Beatriz los miró a ambos.

—Vale ya, ¿no?

—Tía, que es la verdad. Tenías razón en lo de que estaba como un queso. Tiene un aire así como..., no sé, Pierce Brosnan en sus años de James Bond, no sé si me explico.

—Te explicas como un libro abierto —dijo Gonzalo.

—Ser amiga de un tipo así tiene sus ventajas, es rentable —continuó Elisabet—. Discos gratis, entradas gratis, alguna que otra fiestorra de esas privadas...

—Si lo sé, no os traigo.

—Pero ¿por qué te pones así? ¡Eres la leche!, ¿vale?

Tuvo que reconocer que se estaba pasando, que estaba picajosa, con los nervios a flor de piel. En otras circunstancias habrían hecho bromas, más aún, habría cotilleado con Elisabet. Las dos largando, las dos metiéndose con quien fuera sin dejar títere con cabeza, que menudas eran.

En otras circunstancias. No en aquéllas.

—No me hagas caso —se excusó con su amiga.

—Si es que no me negarás que es una historia curiosa.

De nuevo la sensación.

—¿Qué historia?

 

 

Hablaba con Jordi Bianciotto, pero de reojo miraba a Beatriz. Ella y sus dos amigos seguían donde los acababa de dejar, un poco como peces fuera del agua.

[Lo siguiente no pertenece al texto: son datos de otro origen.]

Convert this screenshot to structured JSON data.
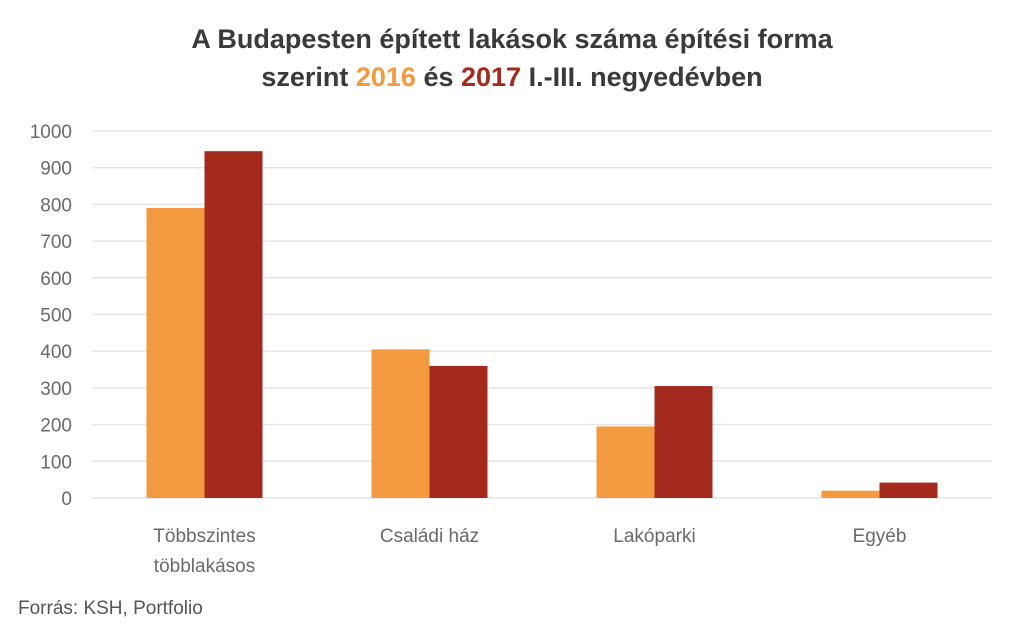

Después de besar las dos mejillas de la chica, se había pasado la lengua por los labios, como si quedaran huellas o sabor en ellos. Un gesto instintivo, culpable, excitante.

Sorprendente.

Tanto que ya se daba cuenta de algo, que no valía la pena disimular o negarse la evidencia.

Por lo menos consigo mismo.

—El próximo año, en el Sant Jordi —le dijo al crítico musical de
El Periódico
.

—A ver, a ver. —Fue cauto él.

—Bueno, te dejo. Voy a ver a los chicos.

Le dio un golpe suave en el hombro y, tras una sonrisa, se apartó de él. Regresó al
backstage
y pasó cerca de Beatriz, Elisabet y Gonzalo. Les guiñó un ojo. Nada más. Fue general pero la miraba a ella. Habría querido detenerse, y presentarles ya al grupo, pero antes de un concierto era mejor no distraer a los artistas. Y más en una noche como aquélla. Había demasiado en juego. Todos habrían matado por una buena crítica.

Aunque si Discos Karma se vendía... ¿Qué más daba ya?

¿Salvaría su ego profesional?

Entró en la zona de los camerinos y se encontró con el espectáculo.

Existen dos tipos de artistas justo minutos antes de la hora de salir a escena. Los que se encierran en su camerino, sin querer ver a nadie, concentrados, asimilando la importancia del acto, como si fuera el mejor, el gran o el único concierto de su vida, unos aclarando la voz, o tomando tes calientes, o haciendo ejercicios gimnásticos, y los guitarras calentando manos, digitando, lo mismo que los teclistas o los baterías; y están los que pasan, los que convierten en una fiesta el acto previo, como si todo hubiese salido ya a pedir de boca, huyendo de todo miedo o responsabilidad.